Under the initiative by the members of the Parliament of the Republic of Lithuania, the Parliamentary Assembly of the Council of Europe (PACE) has condemned the persecution of homosexual persons by the Chechen authorities (Russian Federation) and called for ‘a special investigation’.
“Recent reports of large-scale abductions, secret detentions, torture and even extrajudicial killings of LGBT persons in Chechnya are moreover a new and particularly grave concern; the State-orchestrated mass scale persecution of a target group based on sexual orientation presents a grave concern of mass atrocities taking place within a Council of Europe member State, and compels the Council of Europe to take urgent steps and to adopt a resolution ordering a special investigation into the matter,” reads the resolution.
Emanuelis Zingeris, member of the Lithuanian Parliament, explained that the resolution was unanimously supported by the representatives from various political parties. According to the politician, the situation in Chechnya was presented to the parliamentarians in Strasbourg by the human rights activists and journalists from Russia.
“These are the crimes against humanity and policy of hitlerism. I was especially shocked by the stories of Russian democrats alleging that family members in Chechnya are being encouraged to kill their homosexual children themselves,” commented Mr. Zingeris.
According to Mr. Zingeris, organizations representing the interests of LGBT* community are urging the European Union (EU) member states to provide asylum to homosexual people in hiding.
The politician believes that the responsibility for the killings of homosexual men in Chechnya must be attributed to Ramzan Kadyrov, the Head of the Chechen Republic.
Linas Linkevičius, the Minister of Foreign Affairs of the Republic of Lithuania, has welcomed the adoption of the resolution. The Minister stressed that amendments to the final resolution were initiated by the Lithuanian parliamentarians.
“I welcome the adoption of PACE resolution on human rights violations in Chechnya with the amendments from Lithuania. LGBT persecution in Chechnya, Russia, must stop,” the Minister wrote on “Twitter”.
The Council of Europe unites 47 states but its decisions are not binding. The Assembly is comprised of the members from the national parliaments of the Member States. It is often used to address the issues related to human rights. In 2014, after the annexation of Crimea and a military intervention in eastern Ukraine, the Council has suspended the rights of the Russian representatives.
The Russian independent newspaper “Novaja Gazeta” has recently reported that during a campaign against homosexual persons in Chechnya, more than 100 men were detained and three of them were killed. Ramzan Kadyrov, the Head of the Chechen Republic, has denied these allegations.
Throughout the 1990’s and 2000’s, Chechnya suffered two separatist wars.
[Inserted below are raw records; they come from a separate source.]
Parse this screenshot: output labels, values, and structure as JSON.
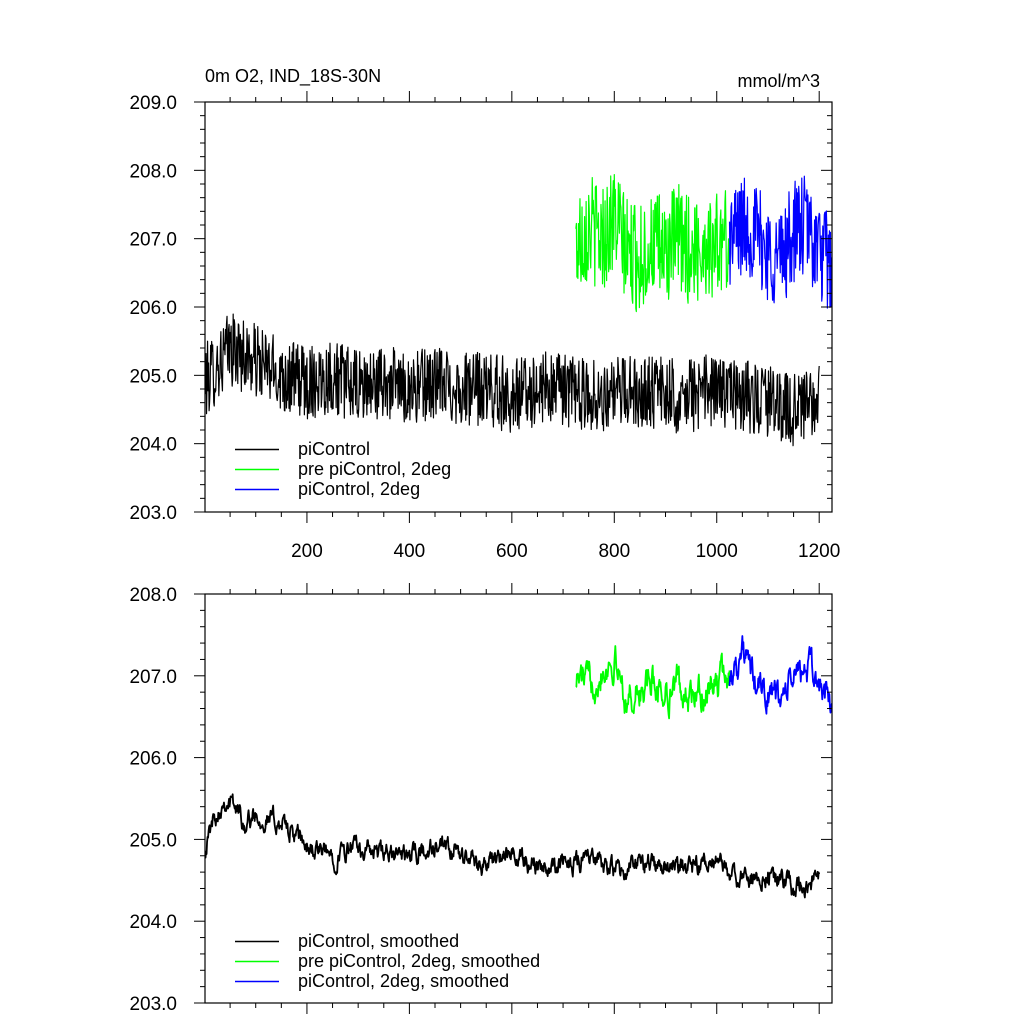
{
  "chart_data": [
    {
      "type": "line",
      "title": "0m O2, IND_18S-30N",
      "units": "mmol/m^3",
      "xlim": [
        1,
        1225
      ],
      "ylim": [
        203.0,
        209.0
      ],
      "x_ticks": [
        200,
        400,
        600,
        800,
        1000,
        1200
      ],
      "x_tick_labels": [
        "200",
        "400",
        "600",
        "800",
        "1000",
        "1200"
      ],
      "y_ticks": [
        203,
        204,
        205,
        206,
        207,
        208,
        209
      ],
      "y_tick_labels": [
        "203.0",
        "204.0",
        "205.0",
        "206.0",
        "207.0",
        "208.0",
        "209.0"
      ],
      "legend_position": "bottom-left",
      "series": [
        {
          "name": "piControl",
          "color": "#000000",
          "x_range": [
            1,
            1200
          ],
          "x": [
            1,
            50,
            100,
            150,
            200,
            250,
            300,
            350,
            400,
            450,
            500,
            550,
            600,
            650,
            700,
            750,
            800,
            850,
            900,
            950,
            1000,
            1050,
            1100,
            1150,
            1200
          ],
          "values": [
            204.9,
            205.4,
            205.2,
            205.0,
            204.9,
            205.0,
            204.8,
            204.9,
            204.8,
            204.9,
            204.8,
            204.8,
            204.7,
            204.8,
            204.8,
            204.7,
            204.7,
            204.8,
            204.7,
            204.7,
            204.8,
            204.7,
            204.6,
            204.5,
            204.6
          ],
          "high_freq_amplitude": 0.55
        },
        {
          "name": "pre piControl, 2deg",
          "color": "#00ff00",
          "x_range": [
            725,
            1025
          ],
          "x": [
            725,
            750,
            775,
            800,
            825,
            850,
            875,
            900,
            925,
            950,
            975,
            1000,
            1025
          ],
          "values": [
            206.9,
            207.2,
            207.0,
            207.3,
            206.8,
            206.7,
            206.9,
            206.8,
            207.0,
            206.8,
            206.9,
            206.9,
            207.0
          ],
          "high_freq_amplitude": 0.8
        },
        {
          "name": "piControl, 2deg",
          "color": "#0000ff",
          "x_range": [
            1025,
            1225
          ],
          "x": [
            1025,
            1050,
            1075,
            1100,
            1125,
            1150,
            1175,
            1200,
            1225
          ],
          "values": [
            207.0,
            207.2,
            207.1,
            206.8,
            206.7,
            207.1,
            207.2,
            206.8,
            206.6
          ],
          "high_freq_amplitude": 0.75
        }
      ]
    },
    {
      "type": "line",
      "title": "",
      "xlim": [
        1,
        1225
      ],
      "ylim": [
        203.0,
        208.0
      ],
      "x_ticks": [
        200,
        400,
        600,
        800,
        1000,
        1200
      ],
      "y_ticks": [
        203,
        204,
        205,
        206,
        207,
        208
      ],
      "y_tick_labels": [
        "203.0",
        "204.0",
        "205.0",
        "206.0",
        "207.0",
        "208.0"
      ],
      "legend_position": "bottom-left",
      "series": [
        {
          "name": "piControl, smoothed",
          "color": "#000000",
          "x_range": [
            1,
            1200
          ],
          "x": [
            1,
            20,
            40,
            60,
            80,
            100,
            150,
            200,
            250,
            300,
            350,
            400,
            450,
            500,
            550,
            600,
            650,
            700,
            750,
            800,
            850,
            900,
            950,
            1000,
            1050,
            1100,
            1150,
            1200
          ],
          "values": [
            204.9,
            205.3,
            205.5,
            205.4,
            205.2,
            205.3,
            205.2,
            204.9,
            204.8,
            204.9,
            204.8,
            204.8,
            204.9,
            204.8,
            204.7,
            204.8,
            204.7,
            204.7,
            204.8,
            204.6,
            204.7,
            204.7,
            204.6,
            204.7,
            204.5,
            204.6,
            204.4,
            204.5
          ],
          "high_freq_amplitude": 0.18
        },
        {
          "name": "pre piControl, 2deg, smoothed",
          "color": "#00ff00",
          "x_range": [
            725,
            1025
          ],
          "x": [
            725,
            750,
            775,
            800,
            825,
            850,
            875,
            900,
            925,
            950,
            975,
            1000,
            1025
          ],
          "values": [
            207.0,
            206.9,
            207.1,
            207.2,
            206.7,
            206.8,
            206.9,
            206.8,
            206.9,
            206.7,
            206.8,
            206.9,
            207.0
          ],
          "high_freq_amplitude": 0.3
        },
        {
          "name": "piControl, 2deg, smoothed",
          "color": "#0000ff",
          "x_range": [
            1025,
            1225
          ],
          "x": [
            1025,
            1050,
            1075,
            1100,
            1125,
            1150,
            1175,
            1200,
            1225
          ],
          "values": [
            207.0,
            207.3,
            206.9,
            206.8,
            206.7,
            207.0,
            207.1,
            206.9,
            206.6
          ],
          "high_freq_amplitude": 0.28
        }
      ]
    }
  ]
}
However, under the harsh rule of Ramzan Kadyrov, the region was essentially pacified.
On April 5th, 2017 the National LGBT* rights organization LGL applied to the Ministry of Foreign Affairs of Lithuania regarding human rights violations in Chechnya (Russian Federation), urging to request the Russian authorities to immediately set-free all detained people and start investigation of the arbitrary detention, torture and killing. In the letter to the Ministry, Vladimir Simonko, Executive Director of LGL, stressed that “the Republic of Lithuania, as a member of the European Union and NATO, must not stay indifferent and has to send a message that violence against LGBT* persons will not be tolerated.” In its letter, the association LGL urged the Ministry of Foreign Affairs to remind the Russian authorities of their obligations to respect fundamental human rights both under the Russian Constitution and the international law.
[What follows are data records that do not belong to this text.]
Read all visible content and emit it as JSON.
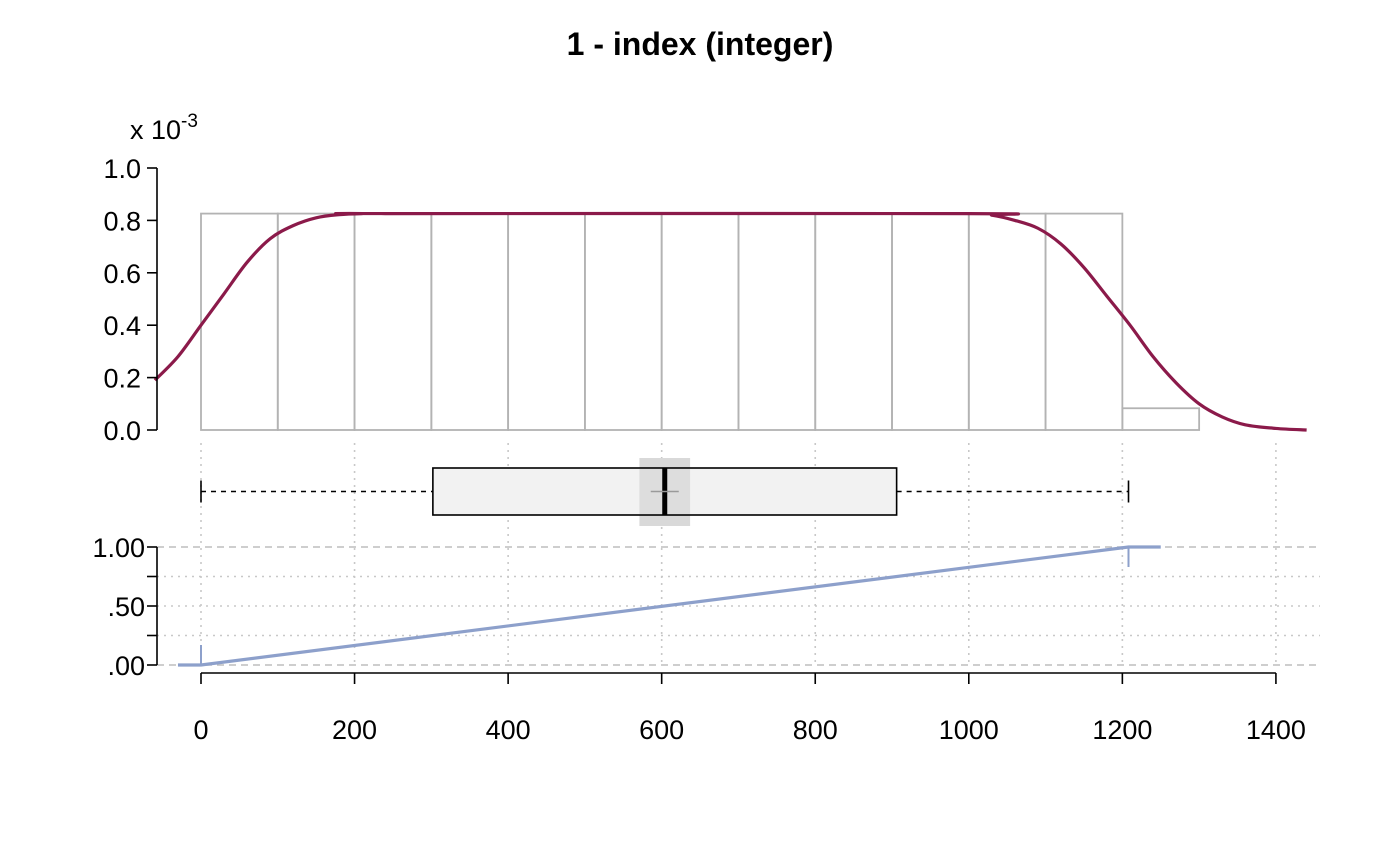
{
  "chart_data": {
    "type": "histogram-boxplot-ecdf",
    "title": "1 - index (integer)",
    "colors": {
      "histogram_outline": "#b3b3b3",
      "density_line": "#8b1a4a",
      "ecdf_line": "#8da0cb",
      "box_fill": "#f2f2f2",
      "mean_ci_band": "#d9d9d9",
      "grid": "#c8c8c8"
    },
    "x_axis": {
      "range": [
        -60,
        1440
      ],
      "ticks": [
        0,
        200,
        400,
        600,
        800,
        1000,
        1200,
        1400
      ],
      "tick_labels": [
        "0",
        "200",
        "400",
        "600",
        "800",
        "1000",
        "1200",
        "1400"
      ]
    },
    "histogram": {
      "y_multiplier_label": "x 10",
      "y_multiplier_exponent": "-3",
      "ylim": [
        0,
        1.0
      ],
      "y_ticks": [
        0.0,
        0.2,
        0.4,
        0.6,
        0.8,
        1.0
      ],
      "y_tick_labels": [
        "0.0",
        "0.2",
        "0.4",
        "0.6",
        "0.8",
        "1.0"
      ],
      "bin_edges": [
        0,
        100,
        200,
        300,
        400,
        500,
        600,
        700,
        800,
        900,
        1000,
        1100,
        1200,
        1300
      ],
      "densities": [
        0.826,
        0.826,
        0.826,
        0.826,
        0.826,
        0.826,
        0.826,
        0.826,
        0.826,
        0.826,
        0.826,
        0.826,
        0.083
      ]
    },
    "density": {
      "x": [
        -60,
        -30,
        0,
        30,
        60,
        90,
        120,
        150,
        180,
        210,
        240,
        1000,
        1030,
        1060,
        1090,
        1120,
        1150,
        1180,
        1210,
        1240,
        1270,
        1300,
        1330,
        1360,
        1400,
        1440
      ],
      "y": [
        0.19,
        0.28,
        0.4,
        0.52,
        0.64,
        0.73,
        0.78,
        0.81,
        0.822,
        0.826,
        0.826,
        0.826,
        0.82,
        0.8,
        0.77,
        0.71,
        0.62,
        0.51,
        0.4,
        0.28,
        0.18,
        0.1,
        0.05,
        0.02,
        0.006,
        0.0
      ]
    },
    "boxplot": {
      "min": 0,
      "q1": 302,
      "median": 604,
      "q3": 906,
      "max": 1208,
      "mean": 604,
      "mean_ci": [
        584,
        624
      ]
    },
    "ecdf": {
      "ylim": [
        0,
        1
      ],
      "y_ticks": [
        0,
        0.25,
        0.5,
        0.75,
        1
      ],
      "y_tick_labels": [
        ".00",
        "",
        ".50",
        "",
        "1.00"
      ],
      "points": [
        [
          -30,
          0
        ],
        [
          0,
          0
        ],
        [
          1208,
          1
        ],
        [
          1250,
          1
        ]
      ]
    }
  }
}
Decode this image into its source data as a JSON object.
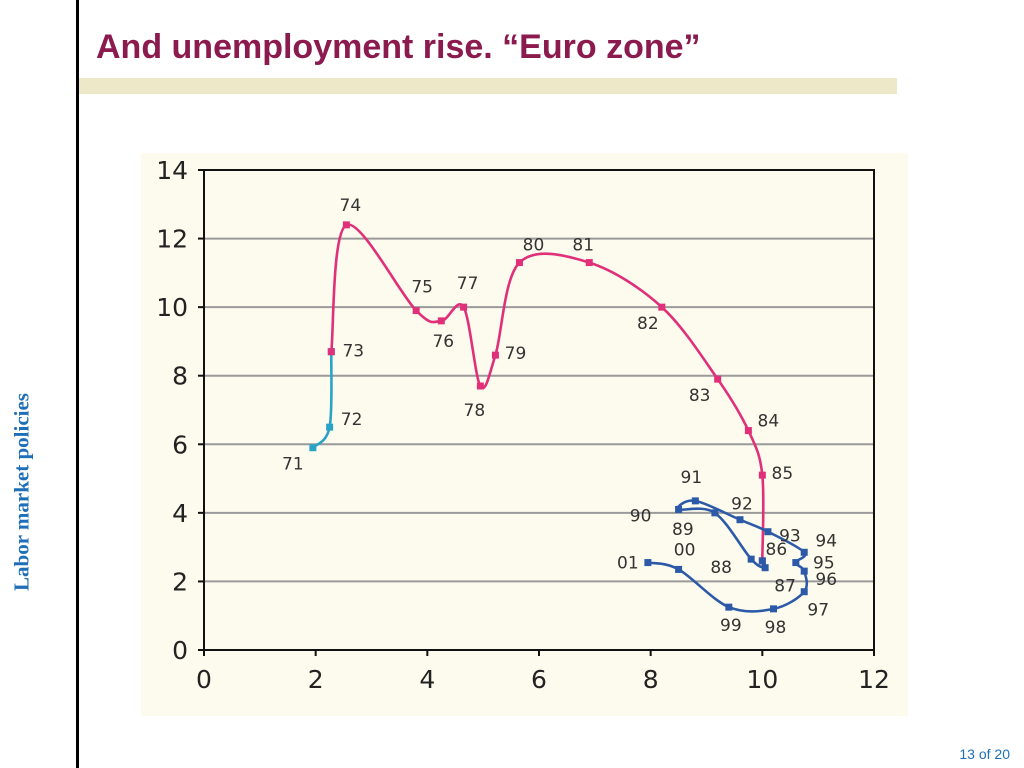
{
  "slide": {
    "title": "And unemployment rise. “Euro zone”",
    "side_label": "Labor market policies",
    "page_number": "13 of 20"
  },
  "colors": {
    "title": "#8b1a4e",
    "accent_bar": "#ece8c8",
    "side_label": "#1f6fb8",
    "chart_bg": "#fdfbed",
    "series_teal": "#2aa3c8",
    "series_magenta": "#e0307a",
    "series_blue": "#2c5aa8"
  },
  "chart_data": {
    "type": "line",
    "title": "",
    "xlabel": "",
    "ylabel": "",
    "xlim": [
      0,
      12
    ],
    "ylim": [
      0,
      14
    ],
    "xticks": [
      0,
      2,
      4,
      6,
      8,
      10,
      12
    ],
    "yticks": [
      0,
      2,
      4,
      6,
      8,
      10,
      12,
      14
    ],
    "grid": "horizontal",
    "series": [
      {
        "color": "#2aa3c8",
        "points": [
          {
            "label": "71",
            "x": 1.95,
            "y": 5.9
          },
          {
            "label": "72",
            "x": 2.25,
            "y": 6.5
          },
          {
            "label": "73",
            "x": 2.28,
            "y": 8.7
          }
        ]
      },
      {
        "color": "#e0307a",
        "points": [
          {
            "label": "73",
            "x": 2.28,
            "y": 8.7
          },
          {
            "label": "74",
            "x": 2.55,
            "y": 12.4
          },
          {
            "label": "75",
            "x": 3.8,
            "y": 9.9
          },
          {
            "label": "76",
            "x": 4.25,
            "y": 9.6
          },
          {
            "label": "77",
            "x": 4.65,
            "y": 10.0
          },
          {
            "label": "78",
            "x": 4.95,
            "y": 7.7
          },
          {
            "label": "79",
            "x": 5.22,
            "y": 8.6
          },
          {
            "label": "80",
            "x": 5.65,
            "y": 11.3
          },
          {
            "label": "81",
            "x": 6.9,
            "y": 11.3
          },
          {
            "label": "82",
            "x": 8.2,
            "y": 10.0
          },
          {
            "label": "83",
            "x": 9.2,
            "y": 7.9
          },
          {
            "label": "84",
            "x": 9.75,
            "y": 6.4
          },
          {
            "label": "85",
            "x": 10.0,
            "y": 5.1
          },
          {
            "label": "86",
            "x": 10.0,
            "y": 2.6
          }
        ]
      },
      {
        "color": "#2c5aa8",
        "points": [
          {
            "label": "86",
            "x": 10.0,
            "y": 2.6
          },
          {
            "label": "87",
            "x": 10.05,
            "y": 2.4
          },
          {
            "label": "88",
            "x": 9.8,
            "y": 2.65
          },
          {
            "label": "89",
            "x": 9.15,
            "y": 4.0
          },
          {
            "label": "90",
            "x": 8.5,
            "y": 4.1
          },
          {
            "label": "91",
            "x": 8.8,
            "y": 4.35
          },
          {
            "label": "92",
            "x": 9.6,
            "y": 3.8
          },
          {
            "label": "93",
            "x": 10.1,
            "y": 3.45
          },
          {
            "label": "94",
            "x": 10.75,
            "y": 2.85
          },
          {
            "label": "95",
            "x": 10.6,
            "y": 2.55
          },
          {
            "label": "96",
            "x": 10.75,
            "y": 2.3
          },
          {
            "label": "97",
            "x": 10.75,
            "y": 1.7
          },
          {
            "label": "98",
            "x": 10.2,
            "y": 1.2
          },
          {
            "label": "99",
            "x": 9.4,
            "y": 1.25
          },
          {
            "label": "00",
            "x": 8.5,
            "y": 2.35
          },
          {
            "label": "01",
            "x": 7.95,
            "y": 2.55
          }
        ]
      }
    ]
  }
}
On May 13th, 2017 the National LGBT* rights organization LGL will organize a protest under the framework of the traditional „Rainbow Days“ social campaign „Rainbow Bus“ outside the Embassy of the Russian Federation in Vilnius, aiming to call for action to protect the gay men being tortured in ‘concentration camps’ in Chechnya and draw attention to LGBT* human rights violations in Russia.